Belgique

Les écolos foncent-ils vers une catastrophe électorale de plus ?

Le parti s’est constitué au début des années 80 autour de la lutte contre le nucléaire et voilà qu’Écolo participe à la majorité fédérale – la Vivaldi – qui a prolongé la durée de vie de deux réacteurs. L’impérialisme russe a eu un second effet sur les verts : la mise en sourdine de leur pacifisme historique, autre doctrine fédératrice balayée par le retour de l’histoire en Europe.

Pas le choix, le gouvernement De Croo a dû livrer des armes à Kiev et s’engager à augmenter ses dépenses militaires afin d’atteindre les exigences de l’Otan (2 % du PIB). Ces contorsions politiques pourraient déplaire à une partie de l’électorat de base du parti dirigé par Rajae Maouane et Jean-Marc Nollet.

Le pacifisme d’Écolo a évolué : analyse

Bien entendu, les concessions que leurs ministres ont dû accepter au sein du gouvernement fédéral indiquent également le pragmatisme dont ils sont capables. En préservant l’indépendance énergétique de la Belgique et en défendant la démocratie face à la dictature poutinienne, les écolos se sont placés du bon côté de l’histoire. Mais les électeurs leur rendront-ils grâce pour cette attitude réaliste ? On peut en douter. Les écologistes pourraient même perdre une part de leur base militante la plus fidèle, déboussolée par ces revirements.

Écolo, la politique “comme les autres” ?

Comme si cela ne suffisait pas, ces deux dernières semaines, Écolo a été mis sur le gril au sujet d’une autre de ses valeurs fondatrices : la bonne gouvernance, l’exigence éthique de ses mandataires. Sarah Schlitz a démissionné mercredi mais cet épisode laissera des traces. Et sera, on l’imagine aisément, exploité par les adversaires des verts lors de la campagne de 2024 : avec Écolo, ce n’est pas “la politique autrement” mais c’est la politique “comme les autres”…

Il est vrai que l’ancienne secrétaire d’État à l’Égalité des chances et son entourage n’ont pas été clairvoyants dans l’affaire du “logogate”. Lorsque la N-VA a commencé à pointer l’utilisation abusive de son logo personnel, Sarah Schlitz aurait sans doute dû réagir fortement et faire la totale transparence sur ces pratiques. À la place, elle s’est enfermée dans des explications peu convaincantes et a tenté de rester en place. Pour l’image d’Écolo, ces entorses à ses standards de bonne gouvernance sont destructrices.
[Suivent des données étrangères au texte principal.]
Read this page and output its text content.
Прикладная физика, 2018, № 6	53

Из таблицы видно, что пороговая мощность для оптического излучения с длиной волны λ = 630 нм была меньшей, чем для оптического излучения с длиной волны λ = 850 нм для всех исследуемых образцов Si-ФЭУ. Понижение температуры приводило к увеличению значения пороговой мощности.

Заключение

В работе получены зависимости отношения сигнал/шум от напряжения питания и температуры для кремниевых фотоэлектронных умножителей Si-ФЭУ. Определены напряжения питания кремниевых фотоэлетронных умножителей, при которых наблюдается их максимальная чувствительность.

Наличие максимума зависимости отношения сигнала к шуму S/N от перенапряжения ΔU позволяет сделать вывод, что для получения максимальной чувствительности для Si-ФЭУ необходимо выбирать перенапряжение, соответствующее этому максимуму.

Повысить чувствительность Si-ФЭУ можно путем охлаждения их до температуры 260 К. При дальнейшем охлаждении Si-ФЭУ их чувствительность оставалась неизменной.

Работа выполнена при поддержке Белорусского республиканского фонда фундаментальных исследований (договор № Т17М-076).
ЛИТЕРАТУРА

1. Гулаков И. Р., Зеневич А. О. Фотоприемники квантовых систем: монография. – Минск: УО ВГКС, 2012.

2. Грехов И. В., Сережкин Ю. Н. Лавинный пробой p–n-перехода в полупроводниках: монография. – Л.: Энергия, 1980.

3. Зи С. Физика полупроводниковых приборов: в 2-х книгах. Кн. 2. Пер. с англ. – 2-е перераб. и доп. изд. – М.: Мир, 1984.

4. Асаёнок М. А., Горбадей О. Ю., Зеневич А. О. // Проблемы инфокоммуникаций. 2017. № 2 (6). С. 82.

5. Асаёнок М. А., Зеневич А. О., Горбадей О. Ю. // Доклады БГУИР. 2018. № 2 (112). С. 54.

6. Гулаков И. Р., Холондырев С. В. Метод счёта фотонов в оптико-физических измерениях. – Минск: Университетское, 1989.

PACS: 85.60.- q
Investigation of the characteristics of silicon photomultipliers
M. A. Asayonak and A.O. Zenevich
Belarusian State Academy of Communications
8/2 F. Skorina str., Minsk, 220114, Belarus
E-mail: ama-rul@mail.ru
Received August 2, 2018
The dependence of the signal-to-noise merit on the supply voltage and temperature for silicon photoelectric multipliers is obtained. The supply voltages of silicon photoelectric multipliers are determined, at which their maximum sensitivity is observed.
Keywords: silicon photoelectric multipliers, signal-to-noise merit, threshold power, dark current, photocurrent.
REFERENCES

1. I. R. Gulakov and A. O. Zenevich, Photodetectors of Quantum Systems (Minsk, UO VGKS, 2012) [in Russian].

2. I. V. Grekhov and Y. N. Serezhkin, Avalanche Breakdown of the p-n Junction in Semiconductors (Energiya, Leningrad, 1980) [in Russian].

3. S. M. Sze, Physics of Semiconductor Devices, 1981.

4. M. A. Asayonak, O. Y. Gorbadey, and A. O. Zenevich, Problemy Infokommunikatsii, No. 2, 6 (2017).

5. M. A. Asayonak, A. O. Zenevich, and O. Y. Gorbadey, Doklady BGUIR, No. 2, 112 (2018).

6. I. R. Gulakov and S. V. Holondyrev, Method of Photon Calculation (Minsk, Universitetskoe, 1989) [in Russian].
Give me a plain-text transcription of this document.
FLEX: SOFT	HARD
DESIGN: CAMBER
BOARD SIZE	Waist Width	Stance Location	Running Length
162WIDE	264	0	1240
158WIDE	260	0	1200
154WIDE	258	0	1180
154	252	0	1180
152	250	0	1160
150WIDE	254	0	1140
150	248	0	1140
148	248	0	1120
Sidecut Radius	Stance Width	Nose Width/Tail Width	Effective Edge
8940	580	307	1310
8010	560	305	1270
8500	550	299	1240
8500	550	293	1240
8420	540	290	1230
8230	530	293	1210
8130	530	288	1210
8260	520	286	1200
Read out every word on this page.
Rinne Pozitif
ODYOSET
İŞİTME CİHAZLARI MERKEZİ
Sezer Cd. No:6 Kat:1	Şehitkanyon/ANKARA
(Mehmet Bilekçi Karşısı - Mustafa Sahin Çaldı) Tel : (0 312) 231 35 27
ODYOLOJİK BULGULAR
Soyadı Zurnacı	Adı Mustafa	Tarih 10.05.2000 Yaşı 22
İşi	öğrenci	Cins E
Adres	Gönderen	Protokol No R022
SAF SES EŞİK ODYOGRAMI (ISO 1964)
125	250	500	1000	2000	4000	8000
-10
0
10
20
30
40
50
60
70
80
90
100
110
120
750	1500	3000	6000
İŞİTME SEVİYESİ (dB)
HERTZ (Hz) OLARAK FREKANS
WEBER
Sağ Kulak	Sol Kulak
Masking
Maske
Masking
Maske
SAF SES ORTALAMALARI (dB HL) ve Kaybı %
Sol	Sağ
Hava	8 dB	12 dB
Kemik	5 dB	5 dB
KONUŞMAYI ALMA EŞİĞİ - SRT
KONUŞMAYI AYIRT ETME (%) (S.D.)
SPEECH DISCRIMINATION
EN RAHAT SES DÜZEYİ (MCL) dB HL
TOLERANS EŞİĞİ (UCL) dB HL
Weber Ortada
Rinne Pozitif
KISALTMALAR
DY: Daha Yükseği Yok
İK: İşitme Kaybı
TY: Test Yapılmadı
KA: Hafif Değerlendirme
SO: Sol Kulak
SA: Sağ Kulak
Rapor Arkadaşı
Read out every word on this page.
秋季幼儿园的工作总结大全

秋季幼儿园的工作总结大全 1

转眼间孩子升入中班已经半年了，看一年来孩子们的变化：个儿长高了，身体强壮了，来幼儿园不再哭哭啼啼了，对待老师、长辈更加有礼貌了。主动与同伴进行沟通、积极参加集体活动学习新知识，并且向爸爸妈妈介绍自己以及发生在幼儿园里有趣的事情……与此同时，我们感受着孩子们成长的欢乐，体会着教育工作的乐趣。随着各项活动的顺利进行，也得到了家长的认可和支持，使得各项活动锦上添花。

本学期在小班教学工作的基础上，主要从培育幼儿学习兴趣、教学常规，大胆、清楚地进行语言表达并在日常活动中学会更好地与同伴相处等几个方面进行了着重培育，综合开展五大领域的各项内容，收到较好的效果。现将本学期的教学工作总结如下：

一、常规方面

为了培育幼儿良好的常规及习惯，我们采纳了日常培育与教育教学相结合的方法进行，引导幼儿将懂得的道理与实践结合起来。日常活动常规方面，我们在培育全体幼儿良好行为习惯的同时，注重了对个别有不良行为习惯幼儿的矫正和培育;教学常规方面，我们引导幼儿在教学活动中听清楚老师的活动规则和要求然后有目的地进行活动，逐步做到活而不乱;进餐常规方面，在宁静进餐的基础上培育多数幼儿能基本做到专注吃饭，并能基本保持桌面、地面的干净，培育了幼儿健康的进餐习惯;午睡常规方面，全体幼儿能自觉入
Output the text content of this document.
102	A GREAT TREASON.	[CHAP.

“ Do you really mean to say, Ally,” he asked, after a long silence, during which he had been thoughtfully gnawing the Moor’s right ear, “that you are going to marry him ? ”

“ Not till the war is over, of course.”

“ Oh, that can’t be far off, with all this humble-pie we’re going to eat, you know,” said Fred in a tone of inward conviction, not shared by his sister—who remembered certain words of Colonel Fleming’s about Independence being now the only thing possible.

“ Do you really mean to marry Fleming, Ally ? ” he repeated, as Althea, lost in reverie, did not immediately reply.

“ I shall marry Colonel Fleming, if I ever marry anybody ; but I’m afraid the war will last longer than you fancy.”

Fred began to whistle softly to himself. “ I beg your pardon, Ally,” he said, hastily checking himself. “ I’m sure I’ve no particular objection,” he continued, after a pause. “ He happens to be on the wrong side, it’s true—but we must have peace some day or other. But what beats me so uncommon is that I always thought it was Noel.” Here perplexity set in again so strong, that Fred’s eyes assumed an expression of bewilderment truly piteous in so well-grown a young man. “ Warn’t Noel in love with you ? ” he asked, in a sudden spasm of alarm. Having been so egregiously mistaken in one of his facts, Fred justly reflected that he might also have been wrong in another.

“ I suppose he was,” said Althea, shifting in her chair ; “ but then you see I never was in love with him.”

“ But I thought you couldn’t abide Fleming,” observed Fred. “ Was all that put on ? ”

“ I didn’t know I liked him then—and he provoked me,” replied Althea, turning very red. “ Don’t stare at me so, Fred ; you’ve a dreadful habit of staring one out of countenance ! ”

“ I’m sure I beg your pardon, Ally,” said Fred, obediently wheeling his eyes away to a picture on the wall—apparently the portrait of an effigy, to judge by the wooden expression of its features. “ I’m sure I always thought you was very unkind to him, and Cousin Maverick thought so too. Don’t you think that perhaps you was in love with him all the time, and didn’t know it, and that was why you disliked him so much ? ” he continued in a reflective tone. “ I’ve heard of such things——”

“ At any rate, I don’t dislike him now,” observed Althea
Dans la panique qui a saisi son cabinet, des comparaisons inacceptables ont en outre été diffusées sur les réseaux sociaux. Certains militants voyaient dans le travail du député Sander Loones (N-VA), à l’origine des révélations du logogate, un parallèle à établir avec les nazis… Ce parlementaire de l’opposition jouait pourtant son rôle démocratique. Face au scandale qu’a suscité cette contre-attaque en dessous de la ceinture, Sarah Schlitz a dû présenter ses excuses.

Les verts doublés par le PTB

De même, dans les révélations en série sur le gonflement discret des pensions des parlementaires, ce n’est pas Écolo qui a incarné la lutte pour une moralisation de la vie publique, mais le PTB. Les verts ont été doublés par ce parti “antisystème” et ne peuvent plus prétendre être à la pointe du combat en faveur de l’éthique en politique.

Le PTB va profiter des scandales entourant les bonus de pension des députés.

Ce qui n’arrange rien, les ministres Écolo, au niveau fédéral, sont en manque de visibilité. Sans doute est-ce lié à la faible consistance de leurs portefeuilles ministériels. Georges Gilkinet est vice-Premier ministre mais n’a “que” la mobilité dans ses compétences fonctionnelles. Zakia Khattabi, comme ministre du Climat et de l’Environnement, a du mal à exister face à ses homologues régionaux qui disposent des leviers d’action concrets dans ses matières.

Conscient de ces failles qui pourraient déboucher sur une défaite cuisante aux élections de 2024, l’état-major d’Écolo, dans son discours, insiste sur son horizon politique : la transition écologique et une économie tournant avec de l’énergie à 100 % renouvelable. Politiquement, cet idéal peut mobiliser. Mais il se situe sur le long terme et apparaît dès lors comme très théorique.

On le sait, les écolos perdent toujours les scrutins qui suivent leur participation au pouvoir. Arriveront-ils à déjouer cette malédiction ? Pour l’instant, ils abordent cette année préélectorale dans de très mauvaises conditions.